While she had been finding out about craftsmanship, drawing and painting, for some time, it was distinctly through contemplating workmanship at the School of Art Institute of Chicago and New York University that it turned out to be exceptionally thorough. In spite of the fact that her preparation was focussed on painting, print-production and photography, over the most recent couple of years she has been more associated with drawing and sculptural establishment craftsmanship.

Dodiya had her presentation solo show last March at Kolkata’s Experimenter Gallery, which included for the most part canvases, and furthermore some sculptural works, like slopes.

Stone is a Forehead was Biraaj Dodiya’s second independent display ever and first independent presentation with Experimenter, Kolkata.
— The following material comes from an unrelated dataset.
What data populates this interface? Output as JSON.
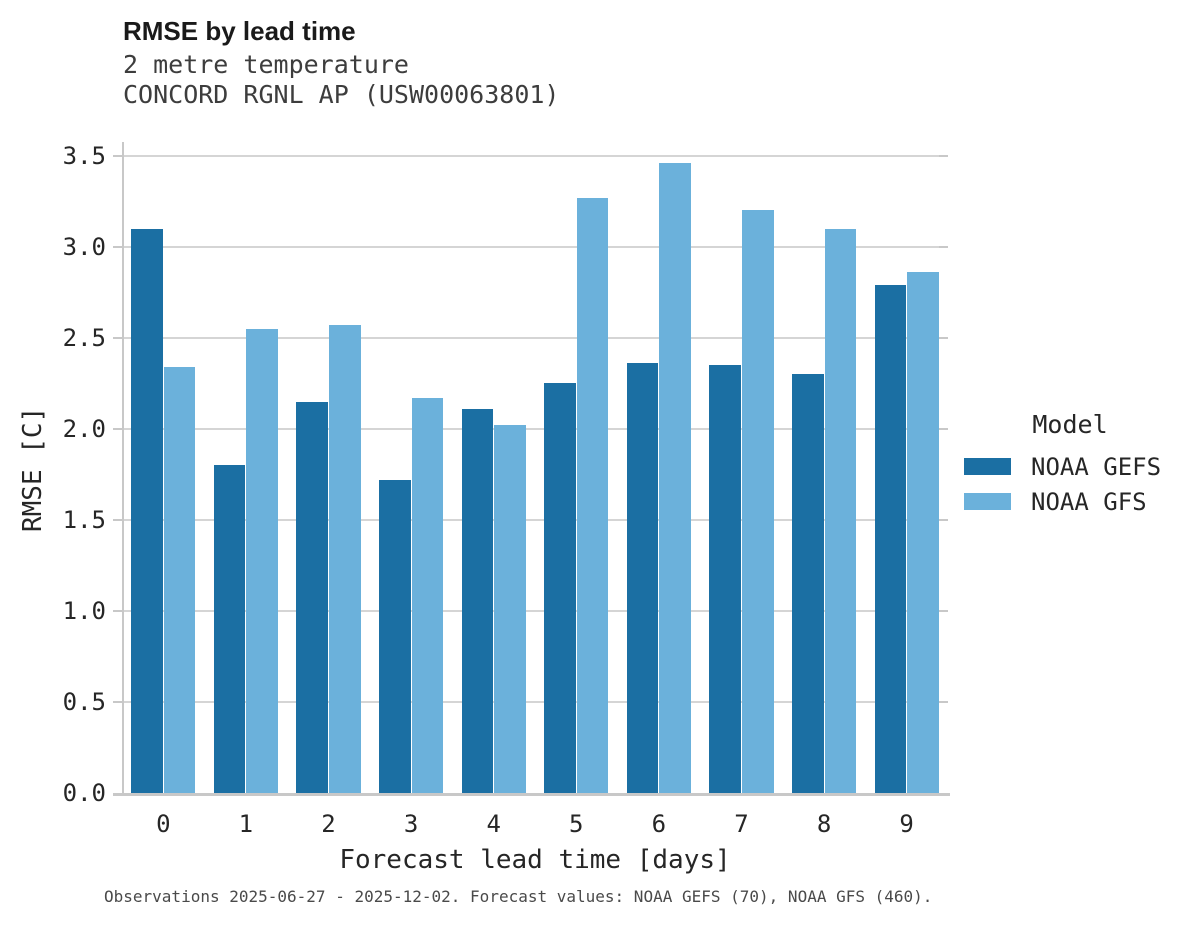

Centered—likewise with quite a bit of her training—on worries of memory and grieving, she introduced a progression of works of art and figures that investigate the ease between the theoretical and the authentic, and between the vaporous and the substantial.

In 2020, Dodiya talked about crafts by twentieth century Spanish painter Manolo Millares—known for his sensational arrays and compositions of grieving among others—in a video discussion with caretaker Elena Sorokina, coordinated by Galeria Mayoral and Experimenter.